Local models do not support retrieving the response via the response id so just use response.output_text instead and don't worry about deleting the response.

Responses API - Inline

In the following example you will provide an image and the LLM will analyze the image based on your prompt.

This call requries the following information to be filled out:

  • PATH_TO_IMAGE - with the path to the image file you wish to upload
  • IMAGE_TYPE - with the type of image that it is valid options are: jpeg, png, gif (non-animated), webp
  from openai import OpenAI
from pydantic import BaseModel

# Set your OpenAI API key and base URL here
api_key = "sk-XXXXXXXX" # Replace with your OpenAI API key
base_url = "https://api.ai.it.ufl.edu/v1/" # Base URL for OpenAI API

prompt = "What is in this image?"

image = "PATH_TO_IMAGE"
with open(image,"rb") as image_file:
image_contents = base64.b64encode(image_file.read()).decode("utf-8")

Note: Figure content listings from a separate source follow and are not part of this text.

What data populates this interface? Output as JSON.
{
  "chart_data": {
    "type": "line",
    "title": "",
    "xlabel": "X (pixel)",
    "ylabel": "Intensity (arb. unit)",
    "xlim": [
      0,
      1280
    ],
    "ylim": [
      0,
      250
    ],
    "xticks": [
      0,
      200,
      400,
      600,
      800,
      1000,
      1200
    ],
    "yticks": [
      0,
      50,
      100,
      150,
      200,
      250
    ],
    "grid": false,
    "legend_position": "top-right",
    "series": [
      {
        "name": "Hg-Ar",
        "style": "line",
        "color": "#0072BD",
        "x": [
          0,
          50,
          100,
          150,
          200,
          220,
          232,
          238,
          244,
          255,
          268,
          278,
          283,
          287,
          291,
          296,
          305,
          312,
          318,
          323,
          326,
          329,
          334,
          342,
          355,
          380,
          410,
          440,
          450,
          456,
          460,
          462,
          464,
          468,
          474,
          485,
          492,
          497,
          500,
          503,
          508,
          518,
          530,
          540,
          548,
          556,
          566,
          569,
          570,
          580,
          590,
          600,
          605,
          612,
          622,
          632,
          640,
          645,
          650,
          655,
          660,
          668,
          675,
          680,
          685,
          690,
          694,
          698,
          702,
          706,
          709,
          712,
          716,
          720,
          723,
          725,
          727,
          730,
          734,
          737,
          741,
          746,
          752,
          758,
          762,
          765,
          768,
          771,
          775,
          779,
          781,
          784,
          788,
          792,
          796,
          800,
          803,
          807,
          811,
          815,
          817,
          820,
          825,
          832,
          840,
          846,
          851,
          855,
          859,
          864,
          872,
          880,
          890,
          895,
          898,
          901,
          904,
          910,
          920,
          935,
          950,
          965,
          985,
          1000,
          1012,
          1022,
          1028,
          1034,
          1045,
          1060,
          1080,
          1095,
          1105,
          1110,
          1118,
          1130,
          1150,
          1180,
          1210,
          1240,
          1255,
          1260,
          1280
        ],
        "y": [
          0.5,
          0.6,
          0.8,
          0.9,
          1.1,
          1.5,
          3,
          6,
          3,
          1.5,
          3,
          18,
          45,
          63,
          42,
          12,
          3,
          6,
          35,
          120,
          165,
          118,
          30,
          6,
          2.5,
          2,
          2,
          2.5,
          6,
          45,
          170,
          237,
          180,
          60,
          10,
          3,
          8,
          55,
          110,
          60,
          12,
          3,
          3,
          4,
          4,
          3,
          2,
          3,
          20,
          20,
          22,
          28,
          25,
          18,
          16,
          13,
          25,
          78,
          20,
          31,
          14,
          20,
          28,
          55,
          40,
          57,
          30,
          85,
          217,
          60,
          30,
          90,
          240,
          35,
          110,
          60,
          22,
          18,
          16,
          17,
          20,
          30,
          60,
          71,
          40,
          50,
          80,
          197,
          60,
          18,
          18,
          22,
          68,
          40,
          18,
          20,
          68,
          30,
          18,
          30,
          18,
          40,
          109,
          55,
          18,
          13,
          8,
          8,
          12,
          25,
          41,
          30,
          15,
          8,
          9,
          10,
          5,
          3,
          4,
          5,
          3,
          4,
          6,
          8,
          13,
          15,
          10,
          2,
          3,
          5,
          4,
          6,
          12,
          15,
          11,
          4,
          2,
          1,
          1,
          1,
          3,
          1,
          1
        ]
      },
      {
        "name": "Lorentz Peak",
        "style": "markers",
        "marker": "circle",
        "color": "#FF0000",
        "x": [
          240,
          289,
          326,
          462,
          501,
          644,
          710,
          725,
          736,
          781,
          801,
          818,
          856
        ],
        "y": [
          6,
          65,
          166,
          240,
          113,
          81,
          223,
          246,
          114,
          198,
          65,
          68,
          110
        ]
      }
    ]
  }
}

# Initialize the OpenAI API client
client = OpenAI(api_key=api_key, base_url=base_url)

response = client.responses.create(
model="gpt-5-mini,
input=[
{
"role": "user",
"content": [
{
"type": "input_text",
"text": f"{prompt}"
},
{
"type": "input_image",
"image_url": f"data:image/IMAGE_TYPE;base64,{image_contents}"
}
]
}
]
)

response_id = response.id

retrieved_response = client.responses.retrieve(response_id)
print(f"Response text is: {retrieved_response.output_text}")
delete_response = client.responses.delete(response_id)

Local models do not support retrieving the response via the response id so just use response.output_text instead and don't worry about deleting the response.